In fact, the school environment is probably the worst possible place to learn for a child diagnosed with this condition.
Let me explain.
Here are just a few basic ADHD principles:
1) Move don't Sit
In order for Weston to engage his brain, he needs to move! Physically moving his body helps to activate his brain.
In school, however, children must sit quietly in their seats, or face dire consequences.
2) Noise not Quiet
In school, ipods are outlawed, those who use them face dire consequences.
3) Busy Hands not Empty Hands
If I want Weston to listen I must first put something in his hands!
Moving his hands opens his ears. Lego's are one of the most perfect "listening tools" I have found to help my son to listen. As his hands engage so too does his mind and he will talk up a storm if his hands are busy.
In school, teachers insist that all items are removed from a students desk or they may face dire consequences.
4) Male not Female
Weston responds better to male energy. Male teachers hold the secret key to motivating Weston. He prefers the straight forward approach, the thinking vs feeling, the "do or die" philosophy and well defined walls that men typically use in providing structure in their classes.
In our school district, male teachers are an overwhelming minority.
5) Outside not Inside
In school, classes are rarely if ever held outside.
6) Under Stimulation not Over stimulation
Loud, noisy environments are physically painful to Weston. He feels it physically and will often react abruptly and inappropriately in these environments. Wouldn't you, if your body hurt?
In school, there are noisy classrooms, cafeterias, auditoriums, recess.....those who have trouble here often face dire consequences.
Can you see how the school environment can spell trouble for a child diagnosed with ADHD?
Can you see how one's self esteem can start to deteriorate after so many dire consequences are placed upon children who are just trying to survive in an environment that is not conducive to their style of learning?
I have held many IEP meetings with many teachers to discuss these exact issues. I have found that it is not easy to change a culture.
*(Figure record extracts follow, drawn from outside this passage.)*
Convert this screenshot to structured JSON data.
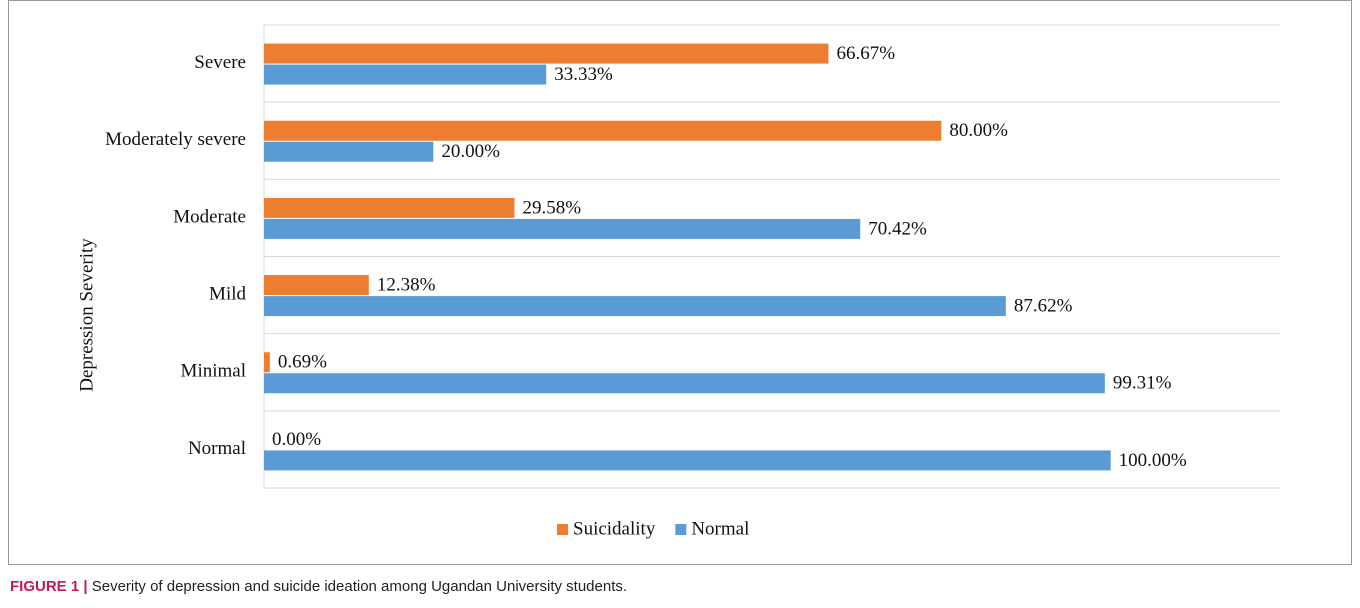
{
  "chart_data": {
    "type": "bar",
    "orientation": "horizontal",
    "y_axis_label": "Depression Severity",
    "categories": [
      "Severe",
      "Moderately severe",
      "Moderate",
      "Mild",
      "Minimal",
      "Normal"
    ],
    "series": [
      {
        "name": "Suicidality",
        "color": "#ED7D31",
        "values": [
          66.67,
          80.0,
          29.58,
          12.38,
          0.69,
          0.0
        ],
        "value_labels": [
          "66.67%",
          "80.00%",
          "29.58%",
          "12.38%",
          "0.69%",
          "0.00%"
        ]
      },
      {
        "name": "Normal",
        "color": "#5B9BD5",
        "values": [
          33.33,
          20.0,
          70.42,
          87.62,
          99.31,
          100.0
        ],
        "value_labels": [
          "33.33%",
          "20.00%",
          "70.42%",
          "87.62%",
          "99.31%",
          "100.00%"
        ]
      }
    ],
    "xlim": [
      0,
      120
    ],
    "grid": true,
    "legend": "bottom"
  },
  "caption": {
    "label": "FIGURE 1 |",
    "text": "Severity of depression and suicide ideation among Ugandan University students."
  }
}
Most teachers believe that children diagnosed with ADHD choose to be difficult; that these children are willful and if they only tried harder, they would be successful. They resent changing rules to accommodate children who just want to be difficult.
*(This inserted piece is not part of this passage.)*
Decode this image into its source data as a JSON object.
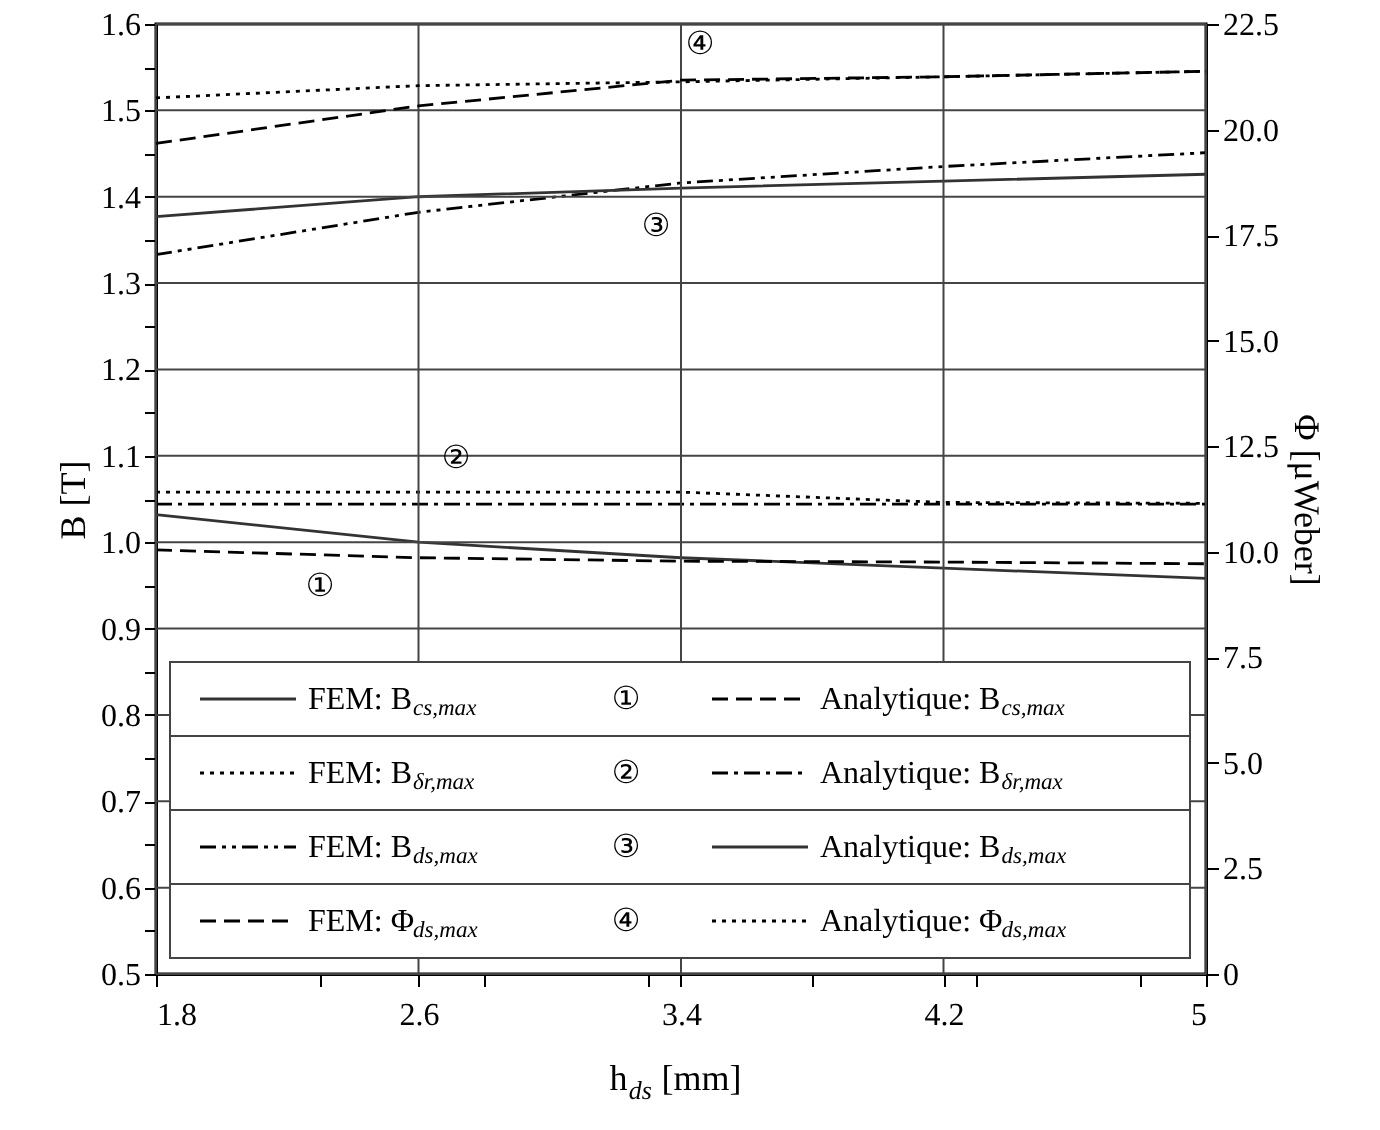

As a mother, I can tell you without a doubt that my son Weston's brain works differently. I know this is true because when I employ different strategies, they work! I have found many valuable resources by many recognized experts who support this important philosophy, Russell Barkley and Ed Hallowell are two of my favorite. I would encourage all teachers and parents of children diagnosed with ADHD to read them.
If Weston is to be successful in school and life, we must recognize this fact and teach/raise him in a manner that understands and more importantly respects his academic, listening and learning differences.